REVIEW: Mike Campbell, The Dirty Knobs ride with a ghost on ‘Wreckless Abandon’

The Dirty Knobs, Wreckless Abandon, Mike Campbell, Heartbreakers, Tom Petty

Novelist William Faulkner famously wrote, “The past isn’t dead. It’s not even past.” The maxim is not simply applicable to the study of history. People are haunted by the things they have and haven’t done, as well as those they’ve known. Artists are haunted by their influences, desperate simultaneously to celebrate and escape comparison to their antecedents. And we’re haunted by the artists that we love, who—even after death—continue to speak to us, thrill us and pick us up when we fall down. Wreckless Abandon, the first album from The Dirty Knobs, the latest project from guitarist Mike Campbell, is haunted by the musical ghost of his longtime collaborator and friend, Tom Petty.

Wreckless Abandon
The Dirty Knobs
BMG, Nov. 20
8/10

It’s not surprising that his new band sounds a bit like The Heartbreakers, Petty’s backing band that Campbell joined almost 50 years ago. But it’s almost uncanny how much Campbell’s voice sounds like Petty’s.

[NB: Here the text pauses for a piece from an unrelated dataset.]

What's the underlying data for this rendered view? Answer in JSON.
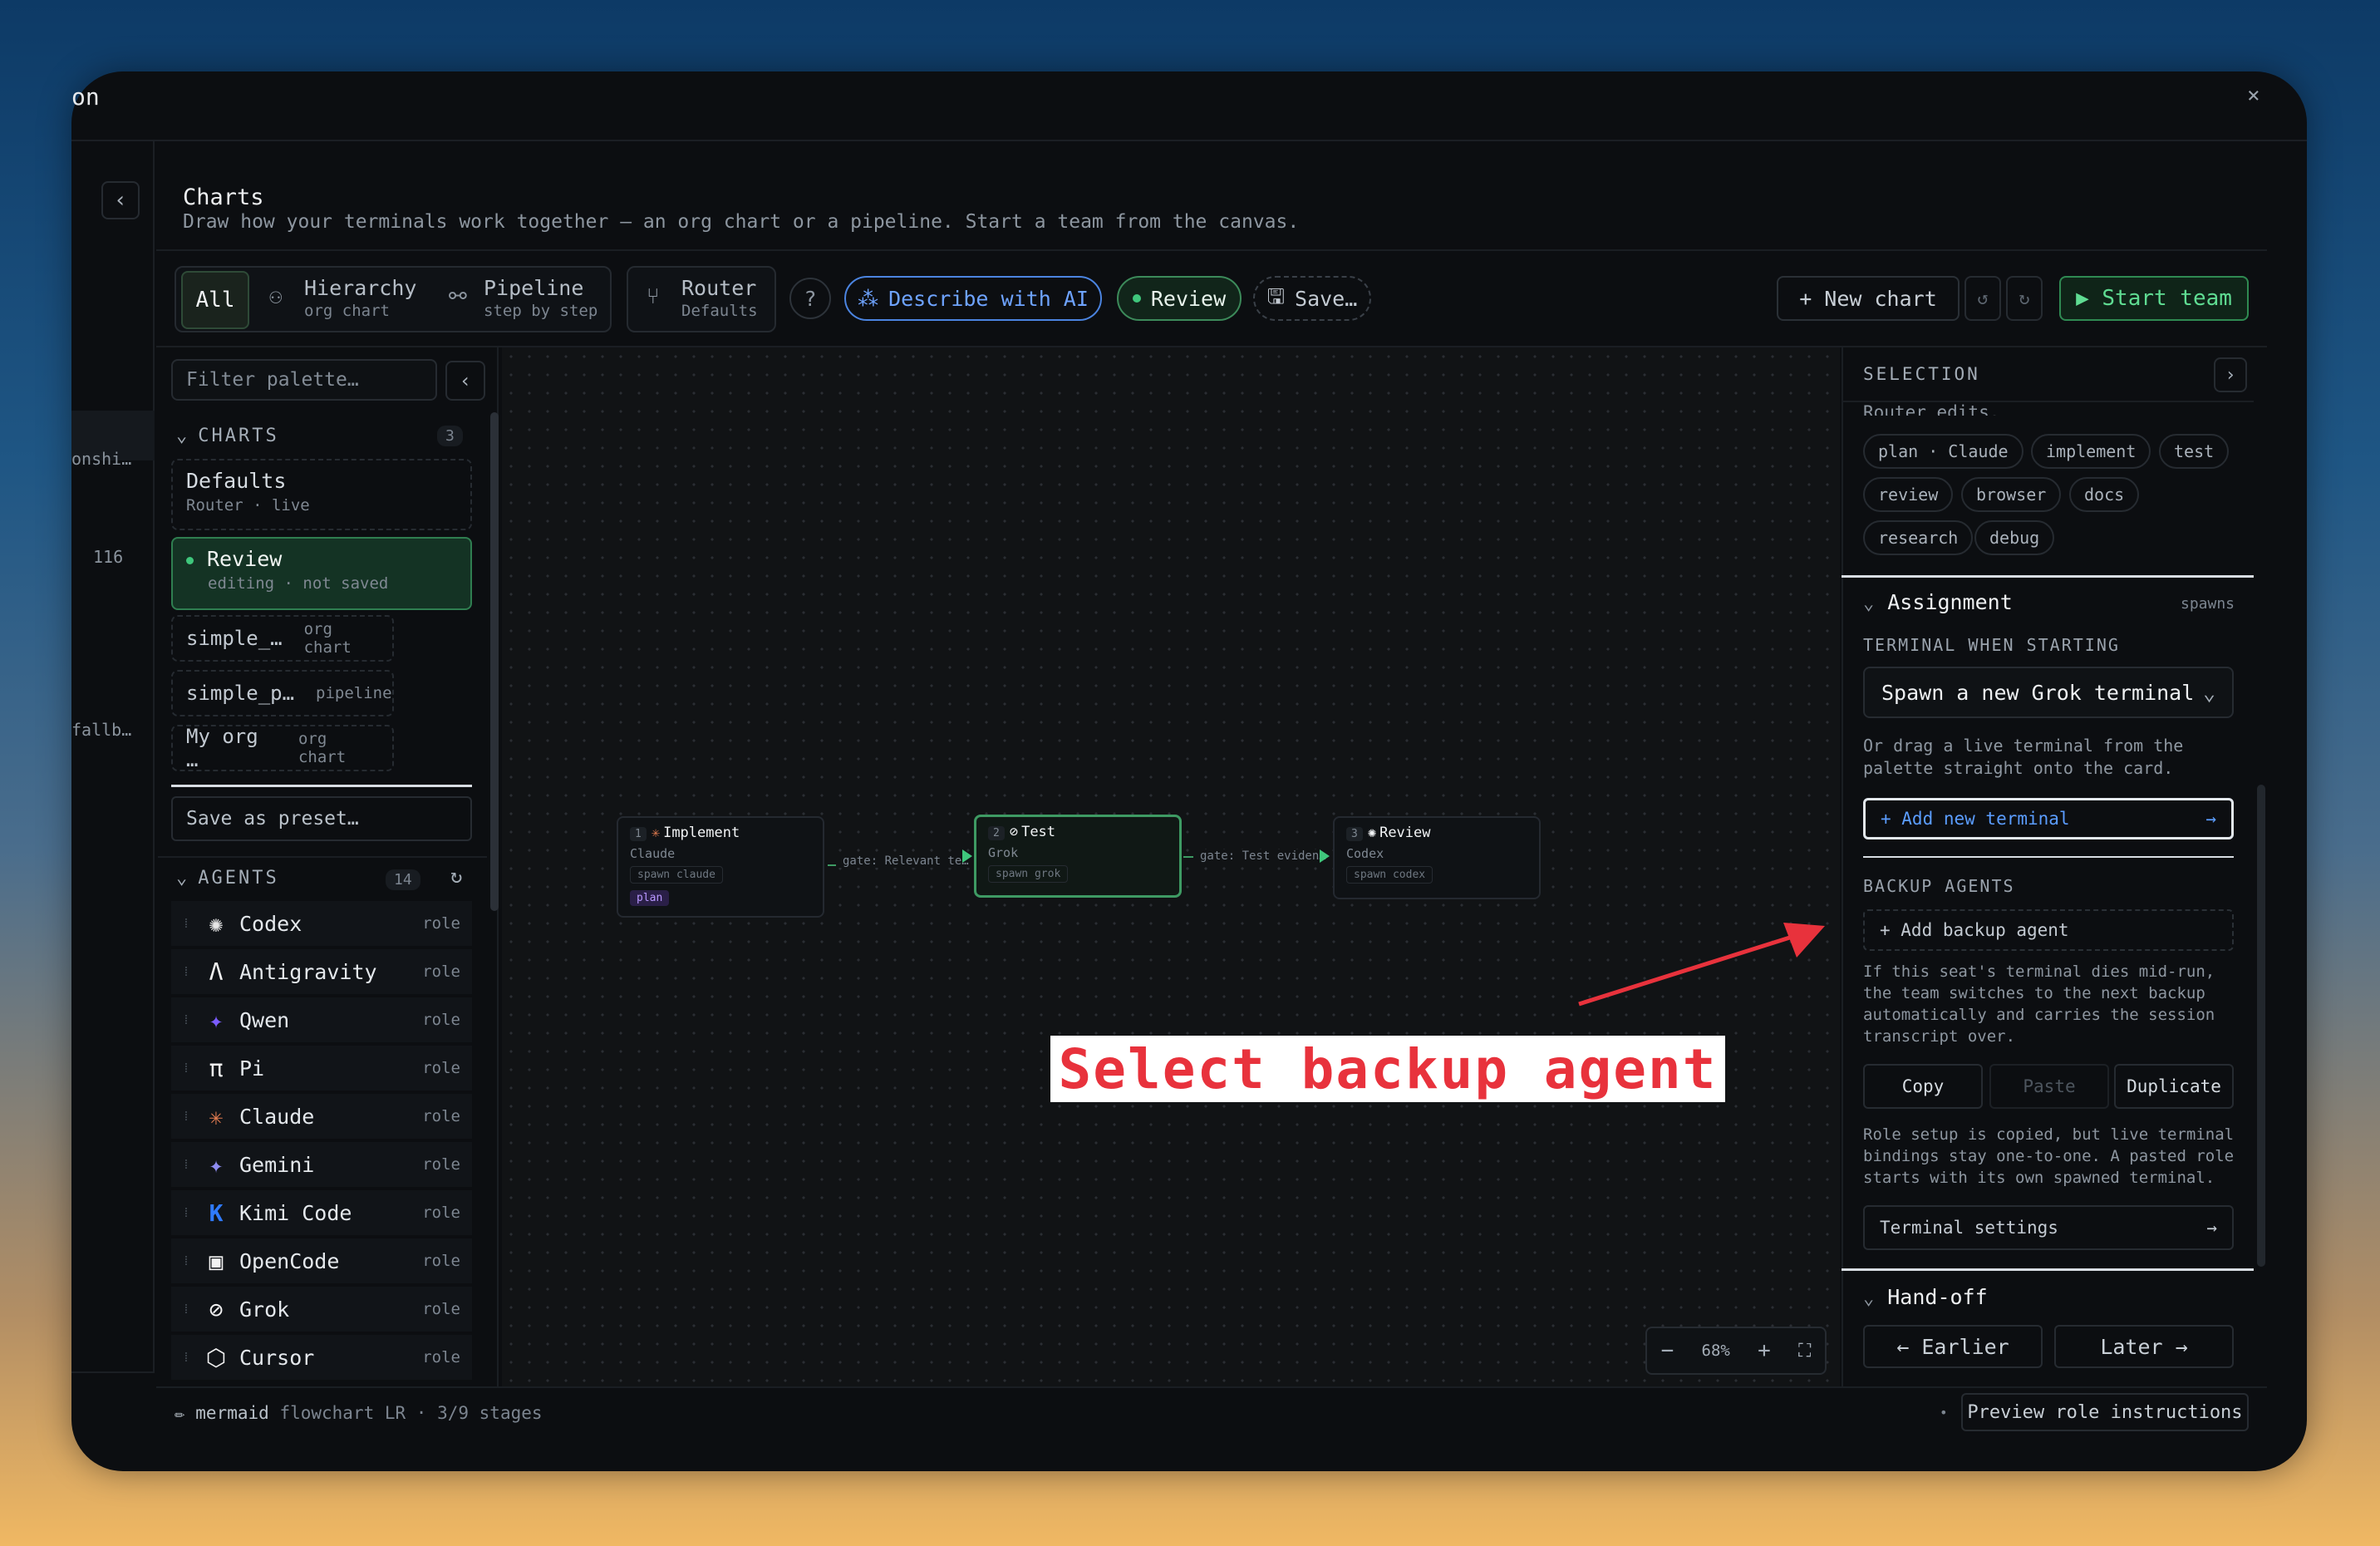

Just listen to the eponymous opening track. After some totally Heartbreaker chime-y electric guitar twang, his voice is almost like an apparition. He’s got slightly more honk to tonk in his nose than Petty, but when he sings, “I found you in a roadside ditch/ 20 bottles gone/ Had your finger on the switch/ All circuits were blown,” the sonic resemblance in the delivery of the last line is uncanny. The similarity is even more disconcerting as Mike Campbell delivers a Dylan-inspired, nasal sneer over the snarling bluesy guitars on “Sugar.”

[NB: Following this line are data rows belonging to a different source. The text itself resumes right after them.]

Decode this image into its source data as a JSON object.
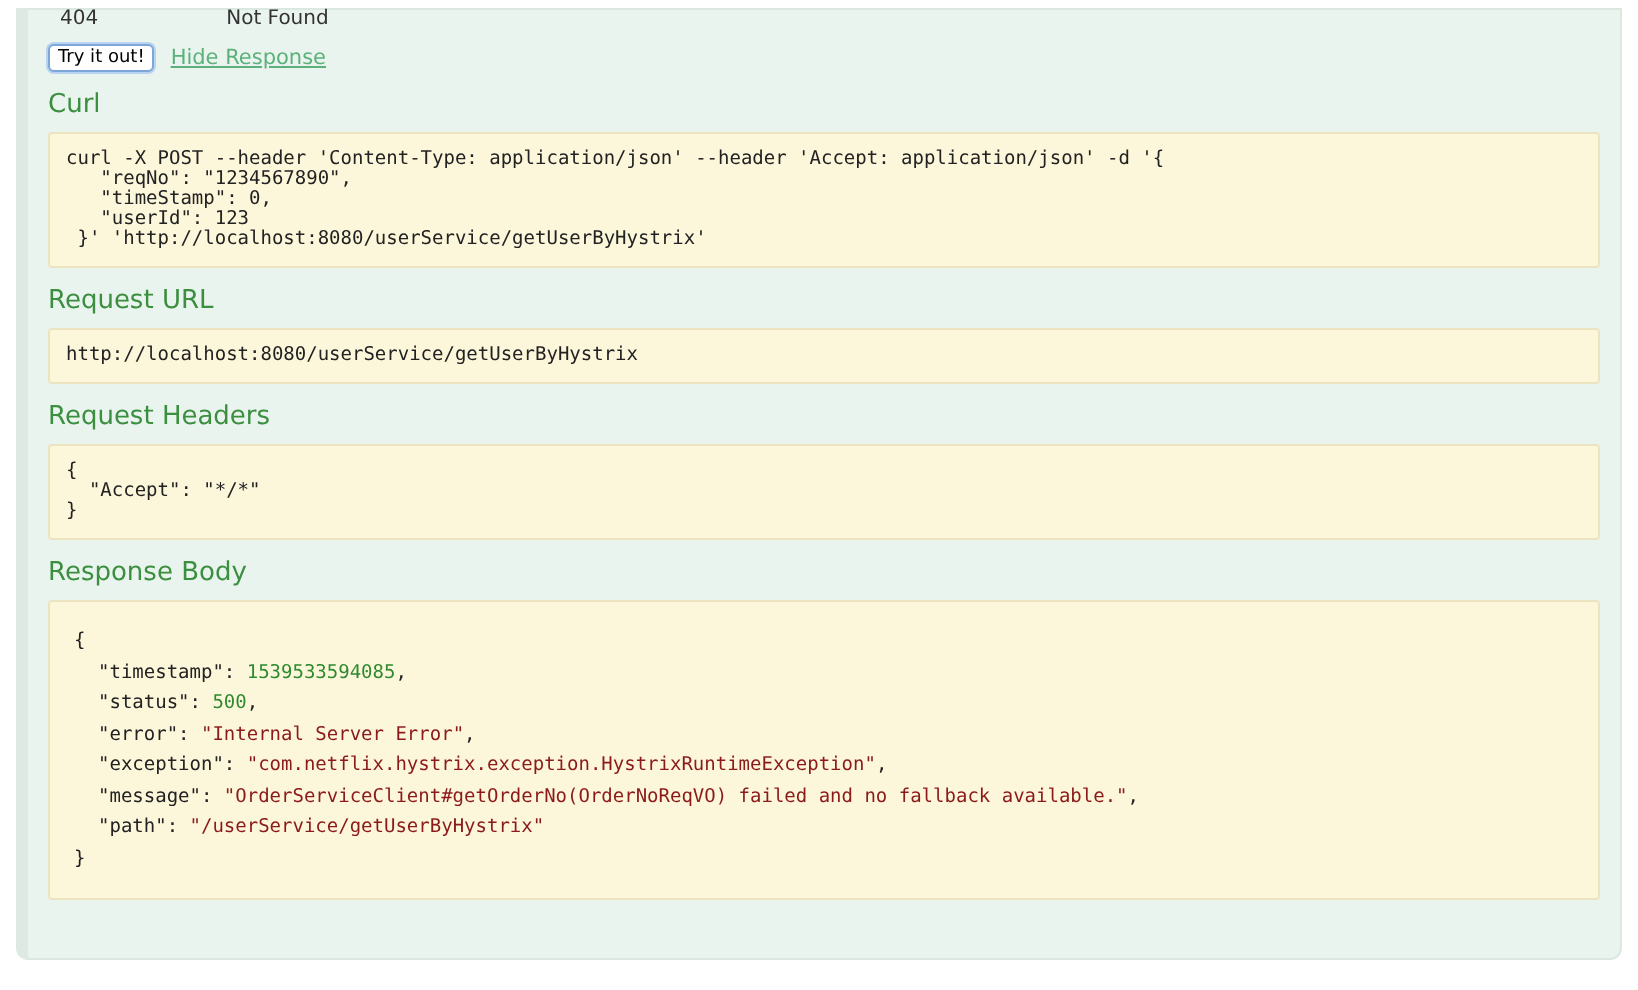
{
  "response_code": {
    "code": "404",
    "reason": "Not Found"
  },
  "try_button": {
    "label": "Try it out!"
  },
  "hide_link": {
    "label": "Hide Response"
  },
  "sections": [
    {
      "title": "Curl",
      "kind": "pre",
      "text": "curl -X POST --header 'Content-Type: application/json' --header 'Accept: application/json' -d '{\n   \"reqNo\": \"1234567890\",\n   \"timeStamp\": 0,\n   \"userId\": 123\n }' 'http://localhost:8080/userService/getUserByHystrix'"
    },
    {
      "title": "Request URL",
      "kind": "pre",
      "text": "http://localhost:8080/userService/getUserByHystrix"
    },
    {
      "title": "Request Headers",
      "kind": "pre",
      "text": "{\n  \"Accept\": \"*/*\"\n}"
    },
    {
      "title": "Response Body",
      "kind": "json",
      "open": "{",
      "close": "}",
      "fields": [
        {
          "key": "\"timestamp\":",
          "value": "1539533594085",
          "kind": "number",
          "suffix": ","
        },
        {
          "key": "\"status\":",
          "value": "500",
          "kind": "number",
          "suffix": ","
        },
        {
          "key": "\"error\":",
          "value": "\"Internal Server Error\"",
          "kind": "string",
          "suffix": ","
        },
        {
          "key": "\"exception\":",
          "value": "\"com.netflix.hystrix.exception.HystrixRuntimeException\"",
          "kind": "string",
          "suffix": ","
        },
        {
          "key": "\"message\":",
          "value": "\"OrderServiceClient#getOrderNo(OrderNoReqVO) failed and no fallback available.\"",
          "kind": "string",
          "suffix": ","
        },
        {
          "key": "\"path\":",
          "value": "\"/userService/getUserByHystrix\"",
          "kind": "string"
        }
      ]
    }
  ]
}
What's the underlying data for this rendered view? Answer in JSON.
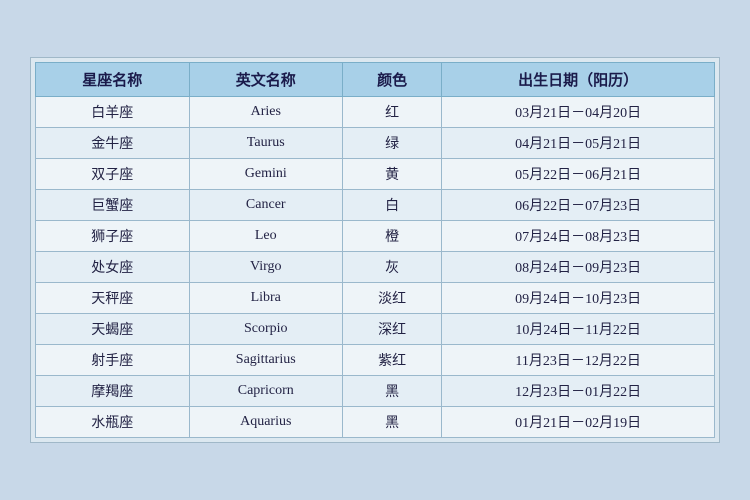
{
  "table": {
    "headers": [
      "星座名称",
      "英文名称",
      "颜色",
      "出生日期（阳历）"
    ],
    "rows": [
      {
        "chinese": "白羊座",
        "english": "Aries",
        "color": "红",
        "dates": "03月21日－04月20日"
      },
      {
        "chinese": "金牛座",
        "english": "Taurus",
        "color": "绿",
        "dates": "04月21日－05月21日"
      },
      {
        "chinese": "双子座",
        "english": "Gemini",
        "color": "黄",
        "dates": "05月22日－06月21日"
      },
      {
        "chinese": "巨蟹座",
        "english": "Cancer",
        "color": "白",
        "dates": "06月22日－07月23日"
      },
      {
        "chinese": "狮子座",
        "english": "Leo",
        "color": "橙",
        "dates": "07月24日－08月23日"
      },
      {
        "chinese": "处女座",
        "english": "Virgo",
        "color": "灰",
        "dates": "08月24日－09月23日"
      },
      {
        "chinese": "天秤座",
        "english": "Libra",
        "color": "淡红",
        "dates": "09月24日－10月23日"
      },
      {
        "chinese": "天蝎座",
        "english": "Scorpio",
        "color": "深红",
        "dates": "10月24日－11月22日"
      },
      {
        "chinese": "射手座",
        "english": "Sagittarius",
        "color": "紫红",
        "dates": "11月23日－12月22日"
      },
      {
        "chinese": "摩羯座",
        "english": "Capricorn",
        "color": "黑",
        "dates": "12月23日－01月22日"
      },
      {
        "chinese": "水瓶座",
        "english": "Aquarius",
        "color": "黑",
        "dates": "01月21日－02月19日"
      }
    ]
  }
}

The Dirty Knobs add some additional grit to the classic Heartbreakers sound and Campbell and company seem to prefer a bluesy snarl to Petty’s twang. “Southern Boy” has a ZZ-Top-esque wall of guitar fuzz, but Campbell seems to borrow his vocal cadence from blues legend John Lee Hooker during the song’s chorus of “Get on that train.” But the song also has a gorgeous breakdown section where the vibe gets real pretty. With the guitars turned up and growling, the crunchy blues licks of “Don’t Knock the Boogie” and “Don’t Wait” call to mind the raunchy riffs from “Honey Bee,” on Petty’s classic Wildflowers album.



Campbell is a master of dynamics, using clever song arrangements and volume changes to elicit additional drama. The quiet/loud of “I Still Love You” feels more than a little like The Beatles “I Want You (She’s So Heavy).” The acoustic guitar and harmonica of “Irish Girl” and the delicate melody of “Anna Lee” serve as powerful counterpoint to the album’s heavier side.

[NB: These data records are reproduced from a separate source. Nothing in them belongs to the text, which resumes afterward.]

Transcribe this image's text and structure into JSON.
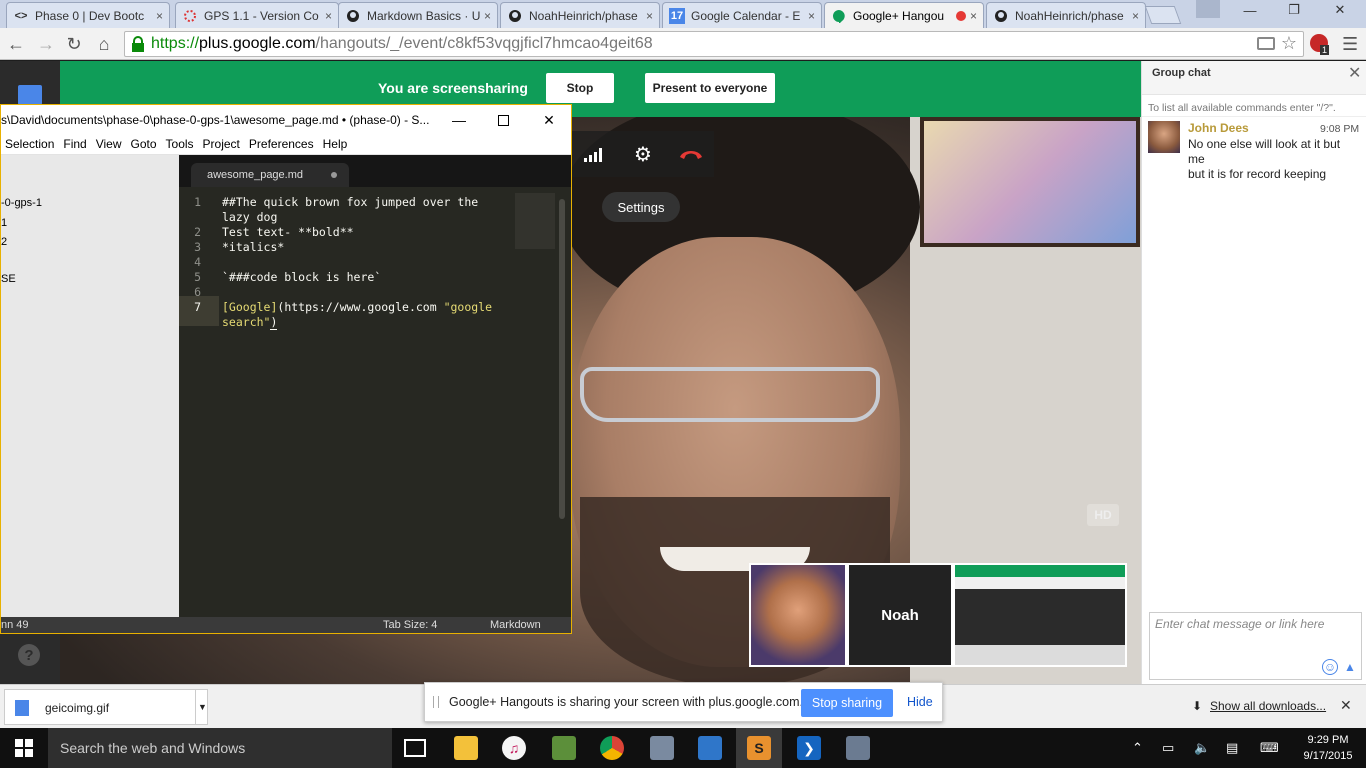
{
  "browser": {
    "tabs": [
      {
        "label": "Phase 0 | Dev Bootc",
        "icon": "code-icon",
        "active": false
      },
      {
        "label": "GPS 1.1 - Version Co",
        "icon": "loading-icon",
        "active": false
      },
      {
        "label": "Markdown Basics · U",
        "icon": "github-icon",
        "active": false
      },
      {
        "label": "NoahHeinrich/phase",
        "icon": "github-icon",
        "active": false
      },
      {
        "label": "Google Calendar - E",
        "icon": "calendar-icon",
        "active": false
      },
      {
        "label": "Google+ Hangou",
        "icon": "hangouts-icon",
        "active": true
      },
      {
        "label": "NoahHeinrich/phase",
        "icon": "github-icon",
        "active": false
      }
    ],
    "calendar_day": "17",
    "tab_close": "×",
    "url": {
      "scheme": "https://",
      "host": "plus.google.com",
      "path": "/hangouts/_/event/c8kf53vqgjficl7hmcao4geit68"
    },
    "extension_badge": "1",
    "window_controls": {
      "minimize": "—",
      "restore": "❐",
      "close": "✕"
    }
  },
  "hangout": {
    "share_status": "You are screensharing",
    "stop_label": "Stop",
    "present_label": "Present to everyone",
    "settings_tooltip": "Settings",
    "hd_label": "HD",
    "help_label": "?",
    "participants": [
      {
        "name": "",
        "type": "video"
      },
      {
        "name": "Noah",
        "type": "placeholder"
      },
      {
        "name": "",
        "type": "screenshare"
      }
    ],
    "accent_color": "#0f9d58"
  },
  "editor": {
    "title": "s\\David\\documents\\phase-0\\phase-0-gps-1\\awesome_page.md • (phase-0) - S...",
    "menu": [
      "Selection",
      "Find",
      "View",
      "Goto",
      "Tools",
      "Project",
      "Preferences",
      "Help"
    ],
    "sidebar_items": [
      "-0-gps-1",
      "1",
      "2",
      "SE"
    ],
    "tab_label": "awesome_page.md",
    "lines": [
      {
        "num": "1",
        "text": "##The quick brown fox jumped over the"
      },
      {
        "num": "",
        "text": "lazy dog"
      },
      {
        "num": "2",
        "text": "Test text- **bold**"
      },
      {
        "num": "3",
        "text": "*italics*"
      },
      {
        "num": "4",
        "text": ""
      },
      {
        "num": "5",
        "text": "`###code block is here`"
      },
      {
        "num": "6",
        "text": ""
      },
      {
        "num": "7",
        "text_link": "[Google]",
        "text_url": "(https://www.google.com ",
        "text_str": "\"google"
      },
      {
        "num": "",
        "text_str": "search\"",
        "text_end": ")"
      }
    ],
    "status_left": "nn 49",
    "status_tab": "Tab Size: 4",
    "status_syntax": "Markdown"
  },
  "chat": {
    "title": "Group chat",
    "close": "✕",
    "hint": "To list all available commands enter \"/?\".",
    "messages": [
      {
        "author": "John Dees",
        "time": "9:08 PM",
        "lines": [
          "No one else will look at it but me",
          "but it is for record keeping"
        ]
      }
    ],
    "input_placeholder": "Enter chat message or link here"
  },
  "download_bar": {
    "file_name": "geicoimg.gif",
    "share_message": "Google+ Hangouts is sharing your screen with plus.google.com.",
    "stop_sharing_label": "Stop sharing",
    "hide_label": "Hide",
    "show_all_label": "Show all downloads...",
    "close": "✕"
  },
  "taskbar": {
    "search_placeholder": "Search the web and Windows",
    "time": "9:29 PM",
    "date": "9/17/2015"
  }
}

Wreckless Abandon makes obvious what an important role Mike Campbell played in The Heartbreakers and in shaping what most people consider the “Tom Petty sound.”

Of course there’s some family resemblance. He was Petty’s songwriting partner for almost half a century and the trademark “Petty sound” is as much a product of Campbell’s creativity and talent as it was Petty’s. And maybe, just like anybody who’s lost a loved one, we hear echoes of them everywhere.